Test the range of databases by checking how easy it is to:
1.) Add a buyer and their feedback at an inspection
2.) Add an appraisal and follow-up tasks
3.) Enter multiple open for inspections
4.) Create a vendor feedback report with all of the buyers’ feedback

5. The database should have an inbuilt diary and task management.
As an agent, you should see all of your appointments and activities for the day on the home screen. This will keep you focused on what you are there to do – follow up prospective clients and list and sell properties. As you know, follow-up is so important when trying to generate new business or close sales. By not having those reminders visible on the home page of your database, you increase the likelihood of forgetting follow-up phone calls or e-mails which ultimately leads to missed opportunities. Trails or “business rules” are integral to a real estate database. The ability to pre-set reminders, letters, SMS and e-marketing tasks are vital if you want a streamlined work flow. Automation is the key. By setting the trail and following the tasks you increase the likelihood of sales or conversions and decrease the likelihood of those “hello… I haven’t heard from you in a while” themed phone calls.

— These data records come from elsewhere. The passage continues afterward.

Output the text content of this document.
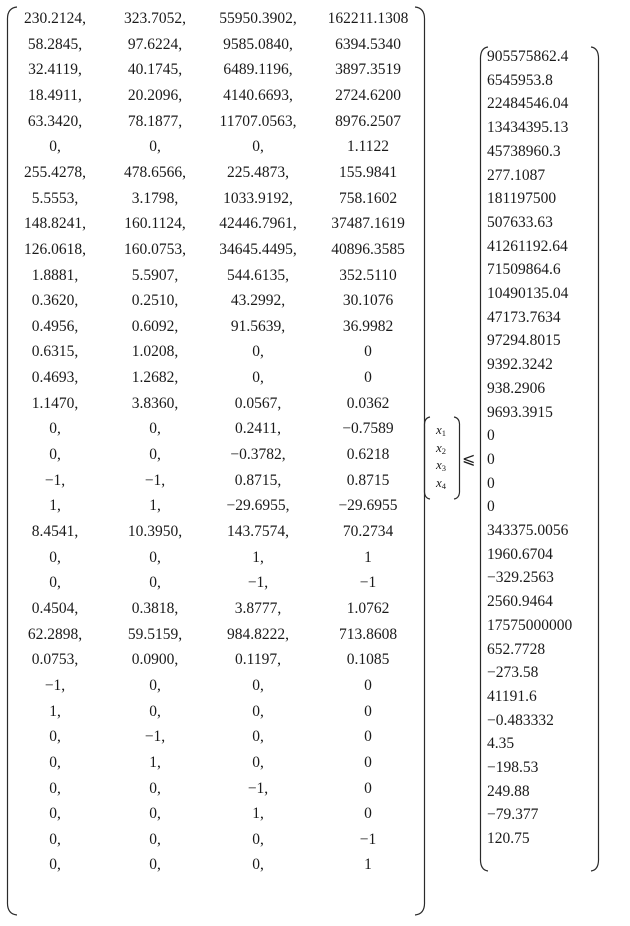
230.2124,	323.7052,	55950.3902,	162211.1308
58.2845,	97.6224,	9585.0840,	6394.5340
32.4119,	40.1745,	6489.1196,	3897.3519
18.4911,	20.2096,	4140.6693,	2724.6200
63.3420,	78.1877,	11707.0563,	8976.2507
0,	0,	0,	1.1122
255.4278,	478.6566,	225.4873,	155.9841
5.5553,	3.1798,	1033.9192,	758.1602
148.8241,	160.1124,	42446.7961,	37487.1619
126.0618,	160.0753,	34645.4495,	40896.3585
1.8881,	5.5907,	544.6135,	352.5110
0.3620,	0.2510,	43.2992,	30.1076
0.4956,	0.6092,	91.5639,	36.9982
0.6315,	1.0208,	0,	0
0.4693,	1.2682,	0,	0
1.1470,	3.8360,	0.0567,	0.0362
0,	0,	0.2411,	−0.7589
0,	0,	−0.3782,	0.6218
−1,	−1,	0.8715,	0.8715
1,	1,	−29.6955,	−29.6955
8.4541,	10.3950,	143.7574,	70.2734
0,	0,	1,	1
0,	0,	−1,	−1
0.4504,	0.3818,	3.8777,	1.0762
62.2898,	59.5159,	984.8222,	713.8608
0.0753,	0.0900,	0.1197,	0.1085
−1,	0,	0,	0
1,	0,	0,	0
0,	−1,	0,	0
0,	1,	0,	0
0,	0,	−1,	0
0,	0,	1,	0
0,	0,	0,	−1
0,	0,	0,	1
$x_1$
$x_2$
$x_3$
$x_4$
⩽
905575862.4
6545953.8
22484546.04
13434395.13
45738960.3
277.1087
181197500
507633.63
41261192.64
71509864.6
10490135.04
47173.7634
97294.8015
9392.3242
938.2906
9693.3915
0
0
0
0
343375.0056
1960.6704
−329.2563
2560.9464
17575000000
652.7728
−273.58
41191.6
−0.483332
4.35
−198.53
249.88
−79.377
120.75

6. The database must include e-marketing applications!
It is quicker and easier to send SMS, e-newsletters (e-brochures), e-magazines and e-mails through the database than relying on imports or exports of data to third party providers who only do half the job. A good real estate database will have all e-marketing applications built into the single program. The e-marketing and specifically e-newsletters should all lead traffic back to your agency website. If you are still sending e-newsletters as attachments (e.g. PDF format) then you are well behind the leaders in this area. Also, a good database will keep a record of all communication sent to prospects and clients against the client’s file along with statistics, open rates etc. Agents need to be able to quickly find any correspondence that might be referred to in their conversations with clients.

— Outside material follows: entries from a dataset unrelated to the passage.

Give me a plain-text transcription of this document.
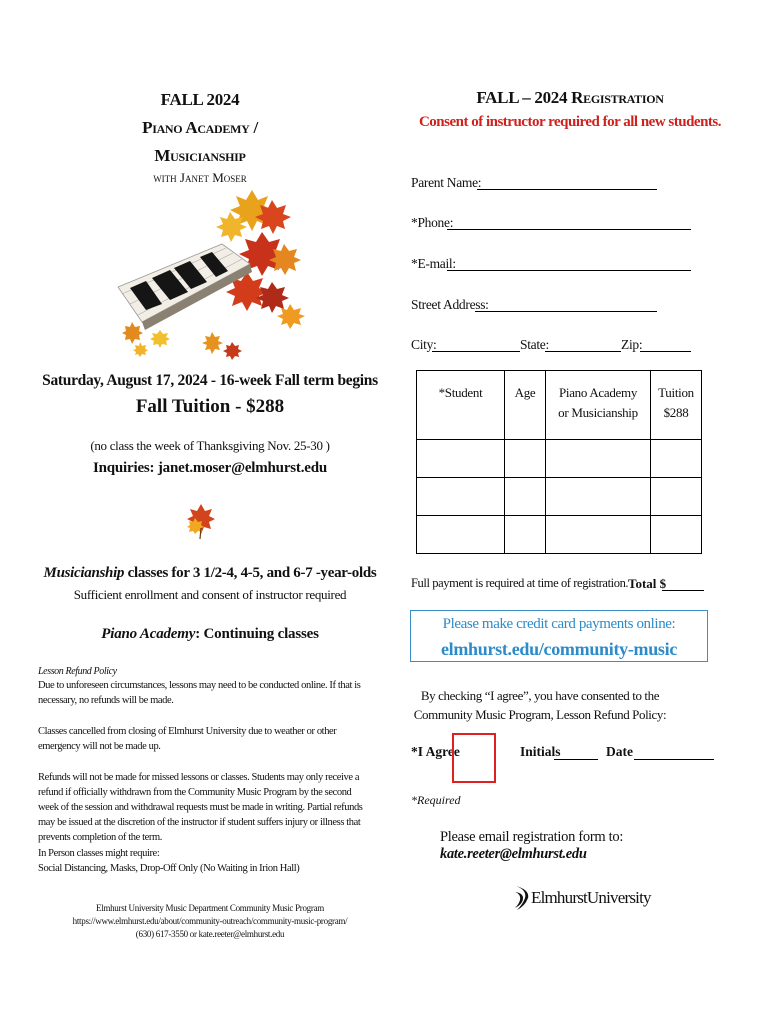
FALL 2024
Piano Academy /
Musicianship
with Janet Moser
Saturday, August 17, 2024 - 16-week Fall term begins
Fall Tuition - $288
(no class the week of Thanksgiving Nov. 25-30 )
Inquiries: janet.moser@elmhurst.edu
Musicianship classes for 3 1/2-4, 4-5, and 6-7 -year-olds
Sufficient enrollment and consent of instructor required
Piano Academy: Continuing classes
Lesson Refund Policy
Due to unforeseen circumstances, lessons may need to be conducted online. If that is necessary, no refunds will be made.
Classes cancelled from closing of Elmhurst University due to weather or other emergency will not be made up.
Refunds will not be made for missed lessons or classes. Students may only receive a refund if officially withdrawn from the Community Music Program by the second week of the session and withdrawal requests must be made in writing. Partial refunds may be issued at the discretion of the instructor if student suffers injury or illness that prevents completion of the term.
In Person classes might require:
Social Distancing, Masks, Drop-Off Only (No Waiting in Irion Hall)
Elmhurst University Music Department Community Music Program
https://www.elmhurst.edu/about/community-outreach/community-music-program/
(630) 617-3550 or kate.reeter@elmhurst.edu
FALL – 2024 Registration
Consent of instructor required for all new students.
Parent Name:
*Phone:
*E-mail:
Street Address:
City:	State:	Zip:
*Student	Age	Piano Academy or Musicianship	Tuition $288

Full payment is required at time of registration. Total $
Please make credit card payments online:
elmhurst.edu/community-music
By checking “I agree”, you have consented to the Community Music Program, Lesson Refund Policy:
*I Agree	Initials	Date
*Required
Please email registration form to: kate.reeter@elmhurst.edu
ElmhurstUniversity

7. The database must be able to work for all departments in your real estate office.
Many databases only deal with the residential sales department. Tenants and landlords are clients of the office and should be included in regular e-marketing and hard copy mail outs. It is easier and cheaper to do business with existing or past clients than try to find new ones.
Tenants are prospective first home buyers and landlords are always looking for quality investment properties. Don’t ignore them because they are looked after by the rental department. Many real estate offices also have a commercial department. The database should allow for commercial property categories e.g. “retail” and provide the same tools for this department as it would for the residential sales department.

8. The database must be supported by a credible and trustworthy supplier.
It is extremely difficult to adapt an “off the shelf” database product to a real estate agency. So take that database back to Office Works and seek out an experienced real estate software provider who knows the workings of a real estate office.

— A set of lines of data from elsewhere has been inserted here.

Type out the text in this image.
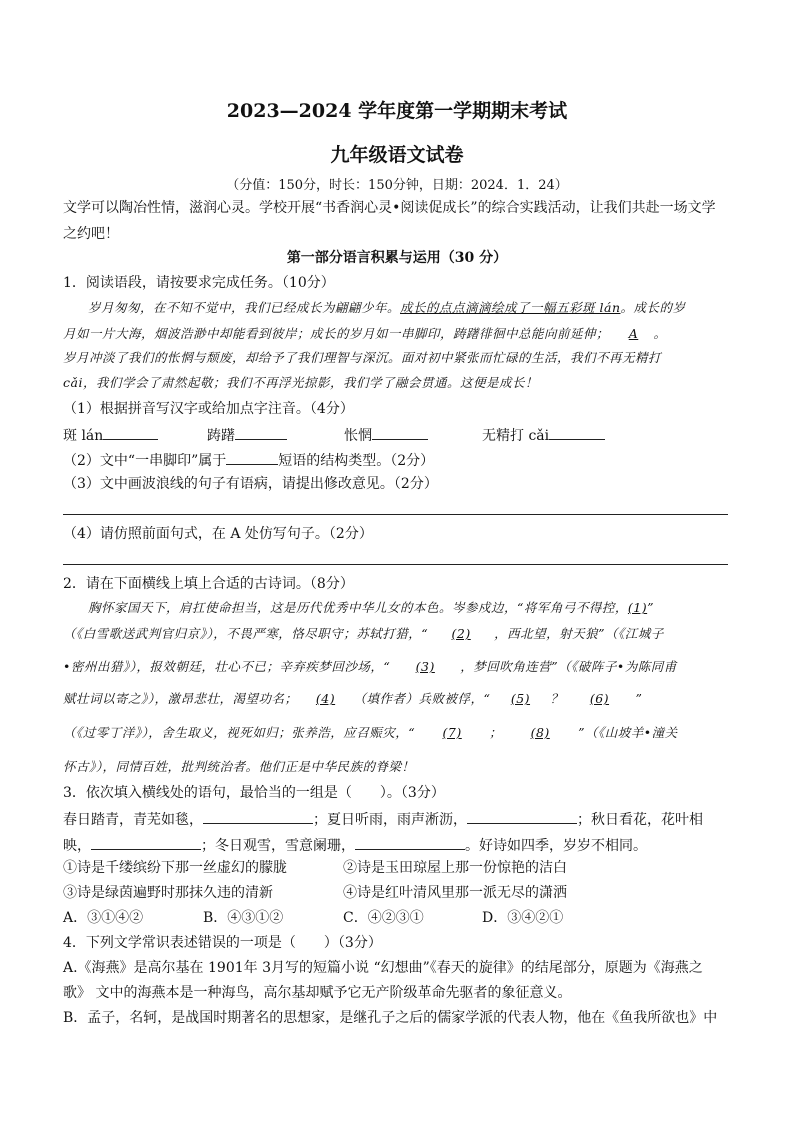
2023—2024 学年度第一学期期末考试
九年级语文试卷
（分值：150分，时长：150分钟，日期：2024．1．24）
文学可以陶冶性情，滋润心灵。学校开展“书香润心灵•阅读促成长”的综合实践活动，让我们共赴一场文学
之约吧！
第一部分语言积累与运用（30 分）
1．阅读语段，请按要求完成任务。（10分）
岁月匆匆，在不知不觉中，我们已经成长为翩翩少年。成长的点点滴滴绘成了一幅五彩斑 lán。成长的岁
月如一片大海，烟波浩渺中却能看到彼岸；成长的岁月如一串脚印，踌躇徘徊中总能向前延伸； A 。
岁月冲淡了我们的怅惘与颓废，却给予了我们理智与深沉。面对初中紧张而忙碌的生活，我们不再无精打
cǎi，我们学会了肃然起敬；我们不再浮光掠影，我们学了融会贯通。这便是成长！
（1）根据拼音写汉字或给加点字注音。（4分）
斑 lán	踌躇	怅惘	无精打 cǎi
（2）文中“一串脚印”属于	短语的结构类型。（2分）
（3）文中画波浪线的句子有语病，请提出修改意见。（2分）
（4）请仿照前面句式，在 A 处仿写句子。（2分）
2．请在下面横线上填上合适的古诗词。（8分）
胸怀家国天下，肩扛使命担当，这是历代优秀中华儿女的本色。岑参戍边，“将军角弓不得控，(1)”
（《白雪歌送武判官归京》），不畏严寒，恪尽职守；苏轼打猎，“ (2) ，西北望，射天狼”（《江城子
•密州出猎》），报效朝廷，壮心不已；辛弃疾梦回沙场，“ (3) ，梦回吹角连营”（《破阵子•为陈同甫
赋壮词以寄之》），激昂悲壮，渴望功名； (4) （填作者）兵败被俘，“ (5) ？ (6) ”
（《过零丁洋》），舍生取义，视死如归；张养浩，应召赈灾，“ (7) ； (8) ”（《山坡羊•潼关
怀古》），同情百姓，批判统治者。他们正是中华民族的脊梁！
3．依次填入横线处的语句，最恰当的一组是（　　）。（3分）
春日踏青，青芜如毯，	；夏日听雨，雨声淅沥，	；秋日看花，花叶相
映，	；冬日观雪，雪意阑珊，	。好诗如四季，岁岁不相同。
①诗是千缕缤纷下那一丝虚幻的朦胧	②诗是玉田琼屋上那一份惊艳的洁白
③诗是绿茵遍野时那抹久违的清新	④诗是红叶清风里那一派无尽的潇洒
A．③①④②	B．④③①②	C．④②③①	D．③④②①
4．下列文学常识表述错误的一项是（　　）（3分）
A.《海燕》是高尔基在 1901年 3月写的短篇小说 “幻想曲”《春天的旋律》的结尾部分，原题为《海燕之
歌》 文中的海燕本是一种海鸟，高尔基却赋予它无产阶级革命先驱者的象征意义。
B．孟子，名轲，是战国时期著名的思想家，是继孔子之后的儒家学派的代表人物，他在《鱼我所欲也》中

Look at what is behind the supplier. You must be asking the following questions before employing a database solution:
a.) Who are the owners of the business and have they ever worked in real estate?
b.) How big is their support team and what are their support hours?
c.) Where are their offices located… or do they (gulp) work from home?
d.) “Do they have “real” people picking up the phone or do you have to press 1, then 2, and then hold # for support?”
e.) What about redundancy; how is the data backed up?
f.) Do programmers dictate the work flow of the database or is it designed by an agent who knows the industry?
g.) Who are their established clients and can you talk to these clients to see how the system is working in their offices?
h.) What training is included and what training options do you have when staff turnover?
i.) How much do they commit to research and development and what is the next big product due for release?

Not all providers are the same. Some have just cropped up whereas others have been working in the industry for decades. You only have to scratch the surface to find out what is really behind these database services.